The transaction achieved the best credit spread ever for Doha Bank at 105 basis points over the 5-year U.S. Treasury rate, tightening by 35 basis points from initial price thoughts.

Investor participation was well-diversified, with 56% from the Middle East, 26% from Asia, 13% from the UK & Europe, and 5% from U.S. offshore accounts. The issuance saw strong and wider investor demand, with first time investors from Europe and Asia participating in the deal.

The issue was arranged and offered through a syndicate of Joint Lead Managers that included Crédit Agricole CIB, DBS Bank Ltd., Emirates NBD Capital, ING Bank, KIS Asia, Mashreq Bank, RAKBANK, QNB Capital, Santander Bank and Standard Chartered Bank, as well as, Co-Manager, Commercial Bank of Qatar.

Doha Bank last accessed the market in March 2025 with a USD 500 million bond, later tapped to USD 775 million. The current issuance was executed under Doha Bank’s Euro Medium Term Note (EMTN) Programme, listed on the London Stock Exchange.

ISIN: XS3172196100
Issue date: 16 September 2025
Maturity date: 16 March 2031

Disclaimer

Before you invest, you should read the Base Offering Circular dated 24 February 2025 (the “Base Offering Circular”) for more complete information about the Issuer, the Guarantor and this offering.

An electronic version of the base offering circular that you are seeking to access (the “Base Offering Circular”) is being made available on this webpage by Doha Bank Q.P.S.C. (the “Bank”) solely for the purposes of complying with the rules published by the Financial Conduct Authority of the United Kingdom. Please note that this disclaimer may be altered or updated and so you should ensure that you read it in full each time you visit this webpage and before reading, accessing or making any other use of the attached documents. In accessing the Base Offering Circular, you agree to be bound by the following terms and conditions, including any modifications to them from time to time, each time you receive any information as a result of such access.

THIS BASE OFFERING CIRCULAR IS NOT INTENDED TO CONSTITUTE AN OFFER, SALE OR DELIVERY OF SECURITIES UNDER THE LAWS OF THE STATE OF QATAR. ANY NOTES TO BE ISSUED PURSUANT TO THE BASE OFFERING CIRCULAR (THE “NOTES”) HAVE NOT BEEN AND WILL NOT BE LISTED ON THE QATAR EXCHANGE OR REGISTERED WITH THE QATAR FINANCIAL MARKETS AUTHORITY, THE QATAR CENTRAL BANK OR WITH ANY OTHER AUTHORITY PURSUANT TO ANY LAWS, REGULATIONS AND RULES IN THE STATE OF QATAR. THE NOTES AND INTERESTS THEREIN WILL NOT AND ARE NOT INTENDED TO BE, OFFERED OR SOLD TO THE PUBLIC IN THE STATE OF QATAR.

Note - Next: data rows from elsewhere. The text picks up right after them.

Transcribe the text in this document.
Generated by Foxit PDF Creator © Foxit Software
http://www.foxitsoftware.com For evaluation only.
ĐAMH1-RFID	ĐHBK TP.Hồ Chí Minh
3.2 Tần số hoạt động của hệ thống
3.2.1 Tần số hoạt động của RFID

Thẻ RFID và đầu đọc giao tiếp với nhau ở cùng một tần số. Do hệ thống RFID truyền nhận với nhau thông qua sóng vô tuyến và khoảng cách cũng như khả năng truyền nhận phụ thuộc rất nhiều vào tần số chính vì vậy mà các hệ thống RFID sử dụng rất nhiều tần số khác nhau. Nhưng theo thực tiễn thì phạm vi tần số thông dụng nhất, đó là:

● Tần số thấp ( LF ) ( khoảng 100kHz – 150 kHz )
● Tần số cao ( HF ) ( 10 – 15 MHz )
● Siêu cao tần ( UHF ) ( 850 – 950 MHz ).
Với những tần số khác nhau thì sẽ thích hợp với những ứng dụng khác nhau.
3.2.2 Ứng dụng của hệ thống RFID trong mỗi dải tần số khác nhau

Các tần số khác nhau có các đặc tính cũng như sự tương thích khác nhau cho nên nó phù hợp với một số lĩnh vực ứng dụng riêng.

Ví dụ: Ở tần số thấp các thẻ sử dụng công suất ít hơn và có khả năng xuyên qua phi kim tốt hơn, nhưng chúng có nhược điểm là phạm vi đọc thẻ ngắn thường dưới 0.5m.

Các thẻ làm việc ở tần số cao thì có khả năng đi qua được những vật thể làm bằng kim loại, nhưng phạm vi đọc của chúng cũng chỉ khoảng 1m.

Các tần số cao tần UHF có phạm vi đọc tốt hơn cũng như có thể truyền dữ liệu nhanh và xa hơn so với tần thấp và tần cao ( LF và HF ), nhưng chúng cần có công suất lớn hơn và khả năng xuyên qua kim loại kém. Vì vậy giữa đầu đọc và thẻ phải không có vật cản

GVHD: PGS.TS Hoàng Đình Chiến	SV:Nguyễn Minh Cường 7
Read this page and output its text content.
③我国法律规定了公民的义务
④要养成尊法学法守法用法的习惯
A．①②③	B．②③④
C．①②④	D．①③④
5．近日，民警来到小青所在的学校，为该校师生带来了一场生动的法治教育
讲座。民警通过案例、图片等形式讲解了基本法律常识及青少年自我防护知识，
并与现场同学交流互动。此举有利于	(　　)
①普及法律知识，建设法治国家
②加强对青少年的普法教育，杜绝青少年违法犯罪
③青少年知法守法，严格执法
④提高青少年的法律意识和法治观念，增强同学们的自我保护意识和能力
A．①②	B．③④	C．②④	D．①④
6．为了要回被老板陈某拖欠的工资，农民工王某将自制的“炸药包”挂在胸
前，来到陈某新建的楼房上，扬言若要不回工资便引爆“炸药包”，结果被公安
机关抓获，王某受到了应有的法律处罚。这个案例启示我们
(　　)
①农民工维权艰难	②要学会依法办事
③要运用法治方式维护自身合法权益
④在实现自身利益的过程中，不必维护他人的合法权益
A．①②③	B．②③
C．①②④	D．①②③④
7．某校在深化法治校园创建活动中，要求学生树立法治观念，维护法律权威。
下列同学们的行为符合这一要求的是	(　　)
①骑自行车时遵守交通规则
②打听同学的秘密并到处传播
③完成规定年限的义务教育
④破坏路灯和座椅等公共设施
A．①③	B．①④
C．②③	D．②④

NOTHING IN THIS ELECTRONIC TRANSMISSION AND THE BASE OFFERING CIRCULAR CONSTITUTES AN OFFER OF SECURITIES FOR SALE IN THE UNITED STATES OF AMERICA (WITH ITS TERRITORIES AND POSSESSIONS, ANY STATE OF THE UNITED STATES AND THE DISTRICT OF COLUMBIA, COLLECTIVELY, THE “U.S.”) OR ANY OTHER JURISDICTION. THE SECURITIES DESCRIBED IN THE OFFERING CIRCULAR HAVE NOT BEEN, AND WILL NOT BE, REGISTERED UNDER THE UNITED STATES SECURITIES ACT OF 1933, AS AMENDED (THE “SECURITIES ACT”), OR THE SECURITIES LAWS OF ANY STATE OF THE U.S. OR ANY OTHER U.S. JURISDICTION AND SUCH SECURITIES MAY NOT BE OFFERED OR SOLD WITHIN THE U.S. OR TO, OR FOR THE ACCOUNT OR BENEFIT OF, U.S. PERSONS (AS DEFINED IN REGULATION S (“REGULATION S”) UNDER THE SECURITIES ACT) EXCEPT PURSUANT TO AN EXEMPTION FROM, OR IN A TRANSACTION NOT SUBJECT TO, THE REGISTRATION REQUIREMENTS OF THE SECURITIES ACT AND APPLICABLE STATE OR LOCAL SECURITIES LAWS.

Access is granted to the Base Offering Circular on the basis that you are a person into whose possession the Base Offering Circular may be lawfully delivered in accordance with the laws of jurisdiction in which you are located. The Base Offering Circular (or any part thereof) may not be downloaded or forwarded or distributed to any other person, whether orally or in writing, and may not be reproduced in any manner whatsoever. Any downloading, forwarding, distribution or reproduction of the Base Offering Circular in whole or in part is unauthorized. Failure to comply with this directive may result in a violation of the Securities Act or the applicable laws of other jurisdictions.